The Mirai’s interior design is mildly futuristic and the 4-seater cabin has a very contemporary feel. It’s comfy, adequately spacious and with just the one spec grade it’s well equipped as standard with touch-sensitive, sliding temperature controls, a JBL 11-speaker audio system, rain-sensing and de-icing wipers, a rear-view camera, Toyota’s Touch 2 with Go Plus multimedia/nav system and a wireless smartphone charger among much else.
Ultimately though, the Mirai feels no more opulent than a well-specced Avensis – which, incidentally, has a substantially bigger boot – and it’s much less sumptuous than a £60k Audi, BMW, Jag, Lexus or Merc.
Toyota says we should “Think of a fuel cell vehicle as a hybrid car where the petrol tank and combustion engine are replaced by a hydrogen tank and a fuel cell stack”. More accurately, think of the Mirai as car where the petrol/diesel tank and combustion engine are replaced by a hydrogen tank (two in this case), a fuel cell stack (which allows the hydrogen gas to react with oxygen from the outside air to produce electricity), a battery (to store and distribute energy generated from braking) and an electric motor.
The only bi-product or emission of the hydrogen-to-electricity process is water – 7 litres of it per 100km, which drips from a concealed plastic tube.
So where does hydrogen come from? Pretty much anywhere really, from biomass, natural gas or from water by electrolysis. That bit is relatively simple, renewable and eco-friendly.
Transferring the hydrogen from nozzle to the Mirai’s twin tanks at the required 700 bar is also a problem solved. The tanks, by the way, have a combined 122.4-litre capacity, but due to the high level of pressurization, hydrogen is measured by weight. Together the Mirai’s twin tanks hold up to 5kg.

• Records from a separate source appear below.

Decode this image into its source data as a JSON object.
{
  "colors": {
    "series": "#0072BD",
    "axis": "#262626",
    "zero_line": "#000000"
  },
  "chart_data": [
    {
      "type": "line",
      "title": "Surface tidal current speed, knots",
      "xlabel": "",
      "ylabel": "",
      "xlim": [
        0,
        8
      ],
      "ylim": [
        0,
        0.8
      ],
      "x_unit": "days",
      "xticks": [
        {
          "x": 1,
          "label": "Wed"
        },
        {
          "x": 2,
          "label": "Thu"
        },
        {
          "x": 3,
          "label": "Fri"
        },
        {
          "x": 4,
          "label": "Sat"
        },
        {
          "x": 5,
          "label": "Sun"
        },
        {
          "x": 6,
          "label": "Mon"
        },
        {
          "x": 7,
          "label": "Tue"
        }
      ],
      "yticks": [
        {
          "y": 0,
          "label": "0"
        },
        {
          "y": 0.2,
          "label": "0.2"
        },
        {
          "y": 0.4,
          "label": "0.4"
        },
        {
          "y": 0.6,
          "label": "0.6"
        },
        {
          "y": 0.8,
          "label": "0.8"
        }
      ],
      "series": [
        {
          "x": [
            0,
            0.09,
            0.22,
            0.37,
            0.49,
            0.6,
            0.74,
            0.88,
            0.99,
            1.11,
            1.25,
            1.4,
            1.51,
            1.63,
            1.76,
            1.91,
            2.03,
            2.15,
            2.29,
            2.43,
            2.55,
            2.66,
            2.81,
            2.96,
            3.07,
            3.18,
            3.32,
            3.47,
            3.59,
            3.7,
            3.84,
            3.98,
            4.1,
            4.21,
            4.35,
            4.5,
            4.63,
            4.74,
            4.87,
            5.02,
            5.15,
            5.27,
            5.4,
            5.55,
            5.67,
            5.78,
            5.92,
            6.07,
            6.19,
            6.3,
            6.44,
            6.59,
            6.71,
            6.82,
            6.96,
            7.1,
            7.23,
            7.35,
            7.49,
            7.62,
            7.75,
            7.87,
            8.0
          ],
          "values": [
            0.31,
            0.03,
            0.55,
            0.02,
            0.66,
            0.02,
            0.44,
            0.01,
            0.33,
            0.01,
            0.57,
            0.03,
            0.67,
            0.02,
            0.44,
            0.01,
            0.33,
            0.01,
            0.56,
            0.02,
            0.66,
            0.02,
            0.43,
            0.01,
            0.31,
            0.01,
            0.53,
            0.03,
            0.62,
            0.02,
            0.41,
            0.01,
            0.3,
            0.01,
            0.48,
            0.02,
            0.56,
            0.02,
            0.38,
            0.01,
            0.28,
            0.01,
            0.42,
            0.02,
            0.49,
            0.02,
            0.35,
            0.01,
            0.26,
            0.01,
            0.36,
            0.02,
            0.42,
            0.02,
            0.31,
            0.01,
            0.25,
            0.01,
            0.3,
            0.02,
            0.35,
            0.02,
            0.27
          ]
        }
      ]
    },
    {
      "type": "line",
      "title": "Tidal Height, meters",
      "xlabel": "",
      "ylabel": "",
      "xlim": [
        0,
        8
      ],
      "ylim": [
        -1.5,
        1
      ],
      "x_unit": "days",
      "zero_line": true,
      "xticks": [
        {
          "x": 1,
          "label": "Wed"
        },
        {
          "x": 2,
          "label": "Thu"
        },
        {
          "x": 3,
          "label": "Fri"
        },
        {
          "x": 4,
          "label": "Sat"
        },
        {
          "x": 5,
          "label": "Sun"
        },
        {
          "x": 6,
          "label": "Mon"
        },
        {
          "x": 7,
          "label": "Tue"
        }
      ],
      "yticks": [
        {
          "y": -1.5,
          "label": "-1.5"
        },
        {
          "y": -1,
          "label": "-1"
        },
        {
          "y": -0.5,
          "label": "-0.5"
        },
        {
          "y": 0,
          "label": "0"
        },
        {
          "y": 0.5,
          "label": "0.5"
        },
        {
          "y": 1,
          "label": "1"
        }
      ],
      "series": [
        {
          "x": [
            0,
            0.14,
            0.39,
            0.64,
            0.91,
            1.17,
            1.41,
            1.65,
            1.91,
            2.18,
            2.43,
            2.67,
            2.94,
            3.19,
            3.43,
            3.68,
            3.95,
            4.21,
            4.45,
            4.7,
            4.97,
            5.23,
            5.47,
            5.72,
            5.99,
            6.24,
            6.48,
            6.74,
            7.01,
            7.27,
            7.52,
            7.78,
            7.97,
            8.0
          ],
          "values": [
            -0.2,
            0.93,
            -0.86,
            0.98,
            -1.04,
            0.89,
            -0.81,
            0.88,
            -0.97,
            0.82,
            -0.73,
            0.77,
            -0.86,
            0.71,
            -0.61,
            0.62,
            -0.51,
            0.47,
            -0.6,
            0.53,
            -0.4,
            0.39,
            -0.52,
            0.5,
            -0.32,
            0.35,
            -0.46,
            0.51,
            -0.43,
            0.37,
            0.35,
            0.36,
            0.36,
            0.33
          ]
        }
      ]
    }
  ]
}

At present hydrogen is about £10 per kg, so to fill a Mirai costs about £50 (included in Toyota’s leasing deal), which in turn gives a range of about 300 miles. To compare; a combustion-engined car averaging 50mpg would go about 200 miles further on £50 of fuel.
Unlike recharging the batteries on a plug-in or EV, the hydrogen filling process is as quick as with petrol or diesel – less than five minutes, but because it’s on account at a dedicated station, you won’t find yourself queuing to pay behind supermarket shoppers.
In a game of word association, ‘Hydrogen’ is likely to be followed by ‘Bomb’, but Toyota is very keen to reassure that safety is also taken care of as the Mirai’s tanks are bullet-proof and the car has been subjected to a uniquely intensive crash-test program. Should a fuel leak occur then, being 14x lighter than air, the hydrogen will rise and disperse harmlessly into the atmosphere. Should there be an abnormal rise in temperature, eg. a fire, then pressure relief device gradually releases the hydrogen to prevent overpressure or explosion. But ‘bulletproof’? Well yes – they’ve even shot the tanks with a high-velocity rifle to be sure.
The Mirai’s also been tested in all climates and it starts and operates in temperatures as low as –30°C.
So, the main issue for owners is hydrogen availability as in the UK at present you can only refuel a Mirai at Heathrow, Hendon and Swindon, with a Teddington ‘pump’ opening later this year. The hydrogen infrastructure is due to expand though, with two more (East London and Sheffield) in 2016, a further 10 or so by mid 2017 and a total of 65 by 2020 if all goes according to plan.
Should you buy one? Assuming you’re sufficiently flush, that you live in reasonable proximity to a refueling facility and that you’re an eager early adopter who’s excited by the notion of an emissions-free power station on wheels, I really don’t see why not.